Explorando la arriesgada posibilidad de escribir un artículo neocostumbrista sobre el Día de San Valentín, que sigue operativo por raro que parezca, recurrí a El Santoral de Luis Carandell con la esperanza de encontrar pólvora no mojada. El periodista catalán publicó en Maeva 365 breves perfiles biográficos de santos, uno por cada día del año, escritos con su humor tenue y pacífico e ilustrados por Alfonso Ortuño.
Me enteré de que santos valentines hay siete (por sólo una Valentina, virgen y mártir, como Dios manda), siendo el patrón de los enamorados un presbítero y no menos mártir que vivió en Roma en el siglo III después de Cristo y que estuvo en un tris de convertir al cristianismo al emperador Claudio II. Acusado de embaucador, fue ejecutado el 14 de febrero del año 270, no sin antes devolver la vista a la hija, ciega de nacimiento, del juez que le juzgaba. Poca cosa, de momento.
Pero me distraje releyendo el prólogo al libro, en el que Luis Carandell asegura no haber inventado nada en sus vidas y milagros de santos, algunos tan precoces y de maneras tan prometedoras como aquel bebé que rehuía ser amamantado por su madre los días de Cuaresma para cumplir con el preceptivo ayuno. Estos detalles ya no se estilan. El humor de Carandell está presente en la dedicatoria que escribió en mi ejemplar de su libro: "Con el piísimo afecto de…". Y el acento, bien puesto en su sitio.
Pensando en el autor de Celtiberia Show y en el periodismo de la Transición (tan acechado hoy como la Transición misma), entre Triunfo y Diario 16, cuyas redacciones Carandell paseó con sus erguidos andares de cardenal flemático, me vino a la cabeza otro periodista y hombre bueno (rara mezcla), Manuel Leguineche. Pero esa asociación estaba chupada, entre otras razones porque el domingo (quizás como algunos de ustedes) había visto en La 2 el estupendo documental que Imprescindibles le dedicó.
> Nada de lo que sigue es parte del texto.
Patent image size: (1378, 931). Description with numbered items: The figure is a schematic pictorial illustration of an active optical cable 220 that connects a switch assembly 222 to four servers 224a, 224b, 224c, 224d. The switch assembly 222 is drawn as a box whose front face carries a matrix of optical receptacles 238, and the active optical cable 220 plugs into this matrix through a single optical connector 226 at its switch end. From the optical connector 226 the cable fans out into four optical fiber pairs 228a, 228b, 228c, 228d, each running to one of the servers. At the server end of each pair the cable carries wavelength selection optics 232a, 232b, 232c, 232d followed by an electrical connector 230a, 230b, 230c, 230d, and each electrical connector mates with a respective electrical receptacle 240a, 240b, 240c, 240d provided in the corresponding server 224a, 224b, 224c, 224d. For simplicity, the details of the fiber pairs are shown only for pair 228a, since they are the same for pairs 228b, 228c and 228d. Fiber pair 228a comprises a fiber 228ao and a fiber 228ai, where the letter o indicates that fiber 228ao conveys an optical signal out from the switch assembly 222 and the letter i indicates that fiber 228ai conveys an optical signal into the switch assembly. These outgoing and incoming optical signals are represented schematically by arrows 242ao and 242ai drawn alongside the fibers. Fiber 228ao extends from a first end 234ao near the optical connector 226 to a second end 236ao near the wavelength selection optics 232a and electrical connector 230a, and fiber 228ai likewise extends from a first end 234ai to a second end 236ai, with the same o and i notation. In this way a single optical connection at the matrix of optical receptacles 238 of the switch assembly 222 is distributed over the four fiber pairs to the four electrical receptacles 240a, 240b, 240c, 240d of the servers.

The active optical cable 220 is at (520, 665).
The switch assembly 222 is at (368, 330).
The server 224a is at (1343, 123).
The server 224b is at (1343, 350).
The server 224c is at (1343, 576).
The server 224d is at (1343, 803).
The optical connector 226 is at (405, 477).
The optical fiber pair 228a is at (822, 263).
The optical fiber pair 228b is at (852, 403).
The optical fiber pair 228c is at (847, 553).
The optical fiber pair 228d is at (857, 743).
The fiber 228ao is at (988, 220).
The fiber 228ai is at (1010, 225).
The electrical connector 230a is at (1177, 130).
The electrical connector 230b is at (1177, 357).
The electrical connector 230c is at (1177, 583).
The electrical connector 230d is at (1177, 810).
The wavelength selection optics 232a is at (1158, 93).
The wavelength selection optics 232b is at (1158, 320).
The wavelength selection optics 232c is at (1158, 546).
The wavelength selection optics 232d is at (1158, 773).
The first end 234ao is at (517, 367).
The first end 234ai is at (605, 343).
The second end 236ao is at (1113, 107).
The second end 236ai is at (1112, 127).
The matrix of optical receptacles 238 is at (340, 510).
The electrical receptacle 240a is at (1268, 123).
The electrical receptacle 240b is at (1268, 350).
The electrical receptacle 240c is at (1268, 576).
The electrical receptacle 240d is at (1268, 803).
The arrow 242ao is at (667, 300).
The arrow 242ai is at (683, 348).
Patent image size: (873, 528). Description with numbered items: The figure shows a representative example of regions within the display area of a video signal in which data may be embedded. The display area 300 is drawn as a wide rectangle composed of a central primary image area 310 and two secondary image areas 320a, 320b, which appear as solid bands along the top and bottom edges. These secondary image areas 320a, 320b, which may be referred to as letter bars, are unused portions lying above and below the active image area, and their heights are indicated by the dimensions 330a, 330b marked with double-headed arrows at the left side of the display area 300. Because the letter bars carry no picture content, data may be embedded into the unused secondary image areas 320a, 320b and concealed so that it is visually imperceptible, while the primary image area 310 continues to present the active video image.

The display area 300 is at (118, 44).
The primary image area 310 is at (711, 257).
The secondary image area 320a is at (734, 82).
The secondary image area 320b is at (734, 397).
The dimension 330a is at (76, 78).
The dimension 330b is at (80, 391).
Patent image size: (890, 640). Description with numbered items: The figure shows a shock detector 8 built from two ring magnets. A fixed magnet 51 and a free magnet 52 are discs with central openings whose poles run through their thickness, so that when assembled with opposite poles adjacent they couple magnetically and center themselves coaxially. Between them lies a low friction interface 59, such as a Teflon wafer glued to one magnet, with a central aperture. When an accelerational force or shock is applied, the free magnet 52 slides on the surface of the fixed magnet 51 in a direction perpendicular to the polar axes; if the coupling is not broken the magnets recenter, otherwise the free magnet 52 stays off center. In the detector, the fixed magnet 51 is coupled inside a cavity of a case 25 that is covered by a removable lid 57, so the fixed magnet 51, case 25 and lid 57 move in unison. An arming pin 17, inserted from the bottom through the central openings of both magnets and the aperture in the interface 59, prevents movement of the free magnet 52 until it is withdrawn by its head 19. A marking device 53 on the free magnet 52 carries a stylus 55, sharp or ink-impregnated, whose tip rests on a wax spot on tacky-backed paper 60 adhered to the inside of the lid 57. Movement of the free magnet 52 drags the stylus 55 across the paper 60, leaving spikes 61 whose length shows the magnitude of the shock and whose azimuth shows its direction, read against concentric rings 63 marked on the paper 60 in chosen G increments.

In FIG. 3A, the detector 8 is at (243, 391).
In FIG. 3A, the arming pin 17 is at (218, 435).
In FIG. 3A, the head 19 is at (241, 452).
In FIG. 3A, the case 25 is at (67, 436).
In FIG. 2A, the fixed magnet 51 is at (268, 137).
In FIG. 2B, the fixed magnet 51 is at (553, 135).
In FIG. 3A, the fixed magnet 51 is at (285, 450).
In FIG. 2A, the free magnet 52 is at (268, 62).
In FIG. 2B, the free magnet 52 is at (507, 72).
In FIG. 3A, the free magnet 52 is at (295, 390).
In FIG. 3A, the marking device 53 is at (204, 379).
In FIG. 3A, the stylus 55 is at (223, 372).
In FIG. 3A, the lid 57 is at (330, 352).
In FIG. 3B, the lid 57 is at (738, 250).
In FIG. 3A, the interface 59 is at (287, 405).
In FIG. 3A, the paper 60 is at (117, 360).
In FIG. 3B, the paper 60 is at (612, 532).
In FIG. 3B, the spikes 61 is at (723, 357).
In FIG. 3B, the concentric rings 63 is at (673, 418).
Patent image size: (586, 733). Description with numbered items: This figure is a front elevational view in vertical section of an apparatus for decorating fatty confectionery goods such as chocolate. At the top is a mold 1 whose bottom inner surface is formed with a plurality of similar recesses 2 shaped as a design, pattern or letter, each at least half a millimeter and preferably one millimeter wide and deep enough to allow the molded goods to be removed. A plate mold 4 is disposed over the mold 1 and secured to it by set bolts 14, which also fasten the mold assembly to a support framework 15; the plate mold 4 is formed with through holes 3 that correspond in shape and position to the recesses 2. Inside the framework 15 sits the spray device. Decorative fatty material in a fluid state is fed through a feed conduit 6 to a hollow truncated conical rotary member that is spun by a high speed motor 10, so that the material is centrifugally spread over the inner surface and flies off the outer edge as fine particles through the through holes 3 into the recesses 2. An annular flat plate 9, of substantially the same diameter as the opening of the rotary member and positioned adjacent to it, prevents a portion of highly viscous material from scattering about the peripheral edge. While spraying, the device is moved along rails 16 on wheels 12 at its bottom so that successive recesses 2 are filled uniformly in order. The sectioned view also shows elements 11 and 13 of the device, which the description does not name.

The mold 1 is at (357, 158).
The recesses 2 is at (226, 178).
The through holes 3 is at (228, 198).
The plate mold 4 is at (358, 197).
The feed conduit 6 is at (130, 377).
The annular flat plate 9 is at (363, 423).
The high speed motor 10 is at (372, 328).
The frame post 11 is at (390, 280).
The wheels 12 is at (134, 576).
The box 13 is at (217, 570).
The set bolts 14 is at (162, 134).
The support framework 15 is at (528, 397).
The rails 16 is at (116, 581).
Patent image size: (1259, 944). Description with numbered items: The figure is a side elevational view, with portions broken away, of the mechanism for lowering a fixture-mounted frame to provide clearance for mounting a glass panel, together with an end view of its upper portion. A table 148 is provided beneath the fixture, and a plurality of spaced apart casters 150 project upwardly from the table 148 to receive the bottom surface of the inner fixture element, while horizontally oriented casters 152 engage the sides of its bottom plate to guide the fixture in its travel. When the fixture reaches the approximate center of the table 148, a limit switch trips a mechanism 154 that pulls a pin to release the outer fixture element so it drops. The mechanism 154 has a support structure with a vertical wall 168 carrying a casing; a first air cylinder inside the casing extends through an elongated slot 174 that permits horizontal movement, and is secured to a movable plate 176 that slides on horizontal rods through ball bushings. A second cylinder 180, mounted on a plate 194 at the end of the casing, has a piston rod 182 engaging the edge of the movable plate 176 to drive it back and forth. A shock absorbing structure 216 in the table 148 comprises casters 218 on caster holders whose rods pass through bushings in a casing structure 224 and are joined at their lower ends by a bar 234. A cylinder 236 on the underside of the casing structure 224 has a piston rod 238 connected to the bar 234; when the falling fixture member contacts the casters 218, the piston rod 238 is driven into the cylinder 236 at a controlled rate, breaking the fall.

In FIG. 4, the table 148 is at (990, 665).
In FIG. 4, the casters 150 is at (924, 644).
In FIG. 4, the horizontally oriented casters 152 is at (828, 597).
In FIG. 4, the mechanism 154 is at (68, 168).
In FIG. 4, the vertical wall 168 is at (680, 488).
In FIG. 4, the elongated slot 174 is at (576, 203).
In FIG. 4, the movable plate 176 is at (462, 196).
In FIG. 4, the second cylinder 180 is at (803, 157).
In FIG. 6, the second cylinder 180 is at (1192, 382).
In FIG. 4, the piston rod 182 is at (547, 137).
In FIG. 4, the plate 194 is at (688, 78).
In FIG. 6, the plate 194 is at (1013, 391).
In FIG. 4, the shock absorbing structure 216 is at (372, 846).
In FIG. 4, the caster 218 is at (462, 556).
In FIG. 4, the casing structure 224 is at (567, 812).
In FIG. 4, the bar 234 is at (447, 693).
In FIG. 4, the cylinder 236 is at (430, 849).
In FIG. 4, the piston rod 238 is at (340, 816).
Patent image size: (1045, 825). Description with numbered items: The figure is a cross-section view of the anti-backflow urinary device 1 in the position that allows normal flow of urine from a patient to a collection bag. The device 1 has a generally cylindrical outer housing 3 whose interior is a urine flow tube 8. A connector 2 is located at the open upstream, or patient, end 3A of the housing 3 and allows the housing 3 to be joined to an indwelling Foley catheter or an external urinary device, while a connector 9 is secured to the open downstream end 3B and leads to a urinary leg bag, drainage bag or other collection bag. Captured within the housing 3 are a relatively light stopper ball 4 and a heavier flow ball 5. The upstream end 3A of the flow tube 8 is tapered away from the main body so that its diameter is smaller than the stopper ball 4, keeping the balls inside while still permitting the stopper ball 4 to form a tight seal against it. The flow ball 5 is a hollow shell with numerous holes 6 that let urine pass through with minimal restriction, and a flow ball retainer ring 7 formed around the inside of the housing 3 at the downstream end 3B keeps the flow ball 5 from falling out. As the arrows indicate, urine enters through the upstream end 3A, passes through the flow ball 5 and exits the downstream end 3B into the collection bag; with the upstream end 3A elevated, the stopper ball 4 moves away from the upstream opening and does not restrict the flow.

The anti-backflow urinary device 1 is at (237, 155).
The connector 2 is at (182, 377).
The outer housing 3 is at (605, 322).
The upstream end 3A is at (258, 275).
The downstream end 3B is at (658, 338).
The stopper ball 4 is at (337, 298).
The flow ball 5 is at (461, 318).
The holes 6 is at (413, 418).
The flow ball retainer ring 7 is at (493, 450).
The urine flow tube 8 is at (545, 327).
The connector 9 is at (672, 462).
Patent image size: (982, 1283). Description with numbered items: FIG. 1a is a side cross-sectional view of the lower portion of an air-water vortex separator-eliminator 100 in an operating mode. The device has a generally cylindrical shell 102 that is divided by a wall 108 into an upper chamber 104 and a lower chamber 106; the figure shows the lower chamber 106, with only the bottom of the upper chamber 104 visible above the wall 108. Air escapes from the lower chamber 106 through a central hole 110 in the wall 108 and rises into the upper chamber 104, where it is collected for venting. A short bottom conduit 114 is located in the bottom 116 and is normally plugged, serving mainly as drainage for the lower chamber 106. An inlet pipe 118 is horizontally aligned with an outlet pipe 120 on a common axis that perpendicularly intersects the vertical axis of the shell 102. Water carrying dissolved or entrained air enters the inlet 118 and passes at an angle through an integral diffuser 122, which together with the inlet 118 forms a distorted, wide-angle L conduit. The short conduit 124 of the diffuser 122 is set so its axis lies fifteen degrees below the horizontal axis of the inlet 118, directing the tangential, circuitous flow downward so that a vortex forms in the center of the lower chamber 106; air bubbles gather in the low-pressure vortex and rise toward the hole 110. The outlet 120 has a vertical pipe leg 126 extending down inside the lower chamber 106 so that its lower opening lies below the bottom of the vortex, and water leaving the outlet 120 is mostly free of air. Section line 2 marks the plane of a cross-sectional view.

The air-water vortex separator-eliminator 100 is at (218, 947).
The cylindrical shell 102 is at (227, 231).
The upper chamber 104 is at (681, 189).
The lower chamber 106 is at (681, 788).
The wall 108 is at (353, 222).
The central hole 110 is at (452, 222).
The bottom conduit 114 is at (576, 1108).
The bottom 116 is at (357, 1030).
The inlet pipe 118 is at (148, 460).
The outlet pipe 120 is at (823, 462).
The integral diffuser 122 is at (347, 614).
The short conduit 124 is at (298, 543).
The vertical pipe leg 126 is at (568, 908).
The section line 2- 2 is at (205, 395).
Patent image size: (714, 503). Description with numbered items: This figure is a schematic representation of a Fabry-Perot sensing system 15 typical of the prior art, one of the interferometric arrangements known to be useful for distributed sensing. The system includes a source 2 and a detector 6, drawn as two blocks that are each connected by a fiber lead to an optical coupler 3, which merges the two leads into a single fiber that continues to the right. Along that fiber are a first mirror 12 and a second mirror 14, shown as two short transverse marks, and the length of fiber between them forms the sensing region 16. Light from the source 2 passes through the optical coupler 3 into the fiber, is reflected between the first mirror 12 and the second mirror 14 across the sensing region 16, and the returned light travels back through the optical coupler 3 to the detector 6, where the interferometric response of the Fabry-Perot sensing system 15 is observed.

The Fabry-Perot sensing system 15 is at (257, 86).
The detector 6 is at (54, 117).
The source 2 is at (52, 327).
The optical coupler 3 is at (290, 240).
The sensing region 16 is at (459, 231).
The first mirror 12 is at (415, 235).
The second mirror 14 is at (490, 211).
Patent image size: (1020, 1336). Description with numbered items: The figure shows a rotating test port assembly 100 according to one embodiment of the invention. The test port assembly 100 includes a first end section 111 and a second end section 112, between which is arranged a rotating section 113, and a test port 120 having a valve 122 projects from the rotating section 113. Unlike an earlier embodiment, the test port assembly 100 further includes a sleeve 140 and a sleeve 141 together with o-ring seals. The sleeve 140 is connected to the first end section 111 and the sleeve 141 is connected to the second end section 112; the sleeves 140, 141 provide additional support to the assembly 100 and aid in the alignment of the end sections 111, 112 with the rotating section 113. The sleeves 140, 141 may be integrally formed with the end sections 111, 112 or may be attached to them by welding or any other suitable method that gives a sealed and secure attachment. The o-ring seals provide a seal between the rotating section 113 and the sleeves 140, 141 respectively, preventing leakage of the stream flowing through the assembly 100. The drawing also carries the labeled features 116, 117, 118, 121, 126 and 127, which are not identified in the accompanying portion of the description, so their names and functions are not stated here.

Corresponsal y cronista parlamentario, enviado especial y creador de agencias, volterianos autocontrolados educados por los hermanos de La Salle y los jesuitas, temperamentos libres e independientes, catalán y vasco recriados en un Madrid que amaron sin perder el carácter propio de sus cunas, hábiles ante las cámaras, escritores de varios palos, amantes de la buena vida, Carandell y Leguineche, viajeros, coincidieron en la revista Viajar, que el primero dirigió y en la que el segundo escribió.
También coincidieron en tener casa de descanso y retiro en la Guadalajara alcarreña: Leguineche, en Brihuega; Carandell, en Atienza. Grandes trotadores, tuvieron la sabiduría sosegada de cultivar, como precisamente aconsejaba Voltaire en su Cándido, su propio jardín.
Cuando Carandell murió, en el 2002, Leguineche (que moriría doce años más tarde) le dedicó un artículo en el que le mentaba a don Miguel de Unamuno: "Los periodistas, pobre gente, siempre pendientes de las noticias" dijo el bilbaíno. Pues sí. Esa frase, con segundas, de Unamuno me recuerda a una viñeta de Chumy Chúmez que nunca pierdo de vista (aunque no sé muy bien para qué) sobre mi mesa: "Quien ama la actualidad, perece en ella".
Carandell y Unamuno tuvieron en común una afición infrecuente: la papiroflexia. Y los tres tuvieron otra muy de taberna: jugar al mus. De Unamuno trascendió más su pasión por el ajedrez, pero una cosa es tener un sentimiento trágico de la vida y otra muy distinta es renunciar a los envidos y a los órdagos cuando el jugar y el vivir te ponen la ocasión a huevo.
En su Imprescindibles, Leguineche terminaba diciendo: "Lo único que pido es bondad en la gente". La bondad, no dice usted nada. Los periodistas aseguramos que buscamos la verdad, que tiene muchos partidarios y muy pocos hacedores. Más nos valdría a todos ambicionar la bondad. Incluso durante las campañas electorales, tan privadas de la una y de la otra. Y que en vez de esta tontería sacadineros del Día de los Enamorados se instaurara el día de las Buenas Personas, como Carandell y Leguineche.
Se busca santo patrón, a ser posible capaz de conseguir muchos likes.